La professione tra competenze e specializzazioni

16 Gen,2018 | AREA ISTITUZIONALE

Elementi che si coagulano nella definizione delle competenze professionali, stabilite con il “Regolamento per la professione di Perito Industriale”, introdotto con R.D. 11 febbraio 1929, n. 275 (in G.U.,18 marzo, n. 65).

Infatti, nell’art. 16 R.D. 11 febbraio 1929, n. 275 si ritrovano gli elementi eterogenei di un mondo economico nazionale in piena trasformazione che aveva necessità di professionisti qualificati nei settori più disparati. “Spettano ai periti industriali, per ciascuno nei limiti delle rispettive specialità di meccanico, elettricista, edile, tessile, chimico, minerario, navale ed altre analoghe, le funzioni esecutive per i lavori alle medesime inerenti”.

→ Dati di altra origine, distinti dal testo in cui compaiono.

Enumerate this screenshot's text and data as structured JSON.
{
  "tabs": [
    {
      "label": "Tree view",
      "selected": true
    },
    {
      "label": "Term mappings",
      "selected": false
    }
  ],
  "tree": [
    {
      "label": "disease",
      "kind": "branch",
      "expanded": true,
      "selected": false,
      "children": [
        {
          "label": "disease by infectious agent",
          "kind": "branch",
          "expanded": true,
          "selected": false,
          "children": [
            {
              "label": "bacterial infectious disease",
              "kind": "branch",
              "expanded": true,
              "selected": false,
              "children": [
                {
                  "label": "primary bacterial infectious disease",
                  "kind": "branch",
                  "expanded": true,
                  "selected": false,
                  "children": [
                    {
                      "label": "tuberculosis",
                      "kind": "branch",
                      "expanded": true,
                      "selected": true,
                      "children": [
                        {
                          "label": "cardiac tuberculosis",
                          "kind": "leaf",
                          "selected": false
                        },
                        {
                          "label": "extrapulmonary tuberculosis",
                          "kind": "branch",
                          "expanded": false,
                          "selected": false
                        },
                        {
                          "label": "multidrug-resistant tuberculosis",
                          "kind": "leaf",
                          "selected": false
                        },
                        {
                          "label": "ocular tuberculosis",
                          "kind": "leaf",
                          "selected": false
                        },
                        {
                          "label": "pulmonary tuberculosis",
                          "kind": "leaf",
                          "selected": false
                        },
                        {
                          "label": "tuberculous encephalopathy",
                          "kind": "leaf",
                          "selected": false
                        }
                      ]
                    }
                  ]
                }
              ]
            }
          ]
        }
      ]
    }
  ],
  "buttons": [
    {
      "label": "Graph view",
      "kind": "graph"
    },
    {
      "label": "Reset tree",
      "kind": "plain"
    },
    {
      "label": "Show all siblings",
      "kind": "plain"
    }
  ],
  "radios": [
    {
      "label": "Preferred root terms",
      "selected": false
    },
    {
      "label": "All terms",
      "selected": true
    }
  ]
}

Così alla professione di Perito Industriale si riconosce la competenza alla progettazione, esecuzione e direzione nei limiti delle rispettive competenze e, in generale, le “mansioni direttive nel funzionamento industriale delle aziende pertinenti le specialità stesse”. Tuttavia, la necessità di provvedere alla istituzione di un tipo di professionismo flessibile e specializzato era stato già avvertito, tanto è vero che la Legge 24 giugno 1923, n. 1395 (in G.U.,17 luglio, n. 167), recante “Disposizioni per la tutela del titolo e dell’esercizio professionale degli ingegneri e degli architetti”, all’art. 7, comma 2, statuiva, per il tramite di apposito regolamento, l’istituzione e la formazione in ogni provincia di Albi speciali per i periti agrimensori (Geometri) e per le altre categorie di periti tecnici.

I Periti Industriali di oggi continuano a formarsi presso gli Istituti Tecnici Industriali Statali, conseguendo il diploma di maturità tecnica, dopo aver seguito un corso di studi secondario superiore della durata di cinque anni, composto, a sua volta, da un biennio di formazione generale ed un triennio di specializzazione, durante il quale il discente matura la formazione professionale adeguata all’indirizzo prescelto.

Gli indirizzi specializzati, cui si accennava all’inizio, sono stati regolati nei contenuti con D.P.R. 30 settembre 1961, n. 1222 (“Sostituzione degli orari e dei programmi di insegnamento negli Istituti tecnici”), che, nella formulazione originaria, ne annoverava ben 32, ridotti, con accorpamenti successivi (D.M. 9 marzo 1994, D.M. 27 aprile 1995, n. 263), a 26 specializzazioni. Cosicché, dopo aver conseguito il diploma di maturità, l’accesso alla professione è subordinato al superamento di un esame di Stato, al quale si viene ammessi solo dopo avere svolto un periodo di praticantato. La Legge 2 febbraio 1990, n. 17 (in Gazz. Uff., 12 febbraio, n. 35), recante “Modifiche all’ordinamento dei periti industriali” e la pedissequa Delibera attuativa del Consiglio Nazionale dei Periti Industriali 24 maggio 1990, così modificata dalla delibera CNPI 2 febbraio 1996, n. 122/18, stabiliscono le modalità di svolgimento della pratica professionale che può essere svolta sia presso un professionista per la durata di un biennio, sia effettuata nelle forme equivalenti dell’attività tecnica subordinata relativa al diploma o di insegnamento per tre anni (lavoro subordinato).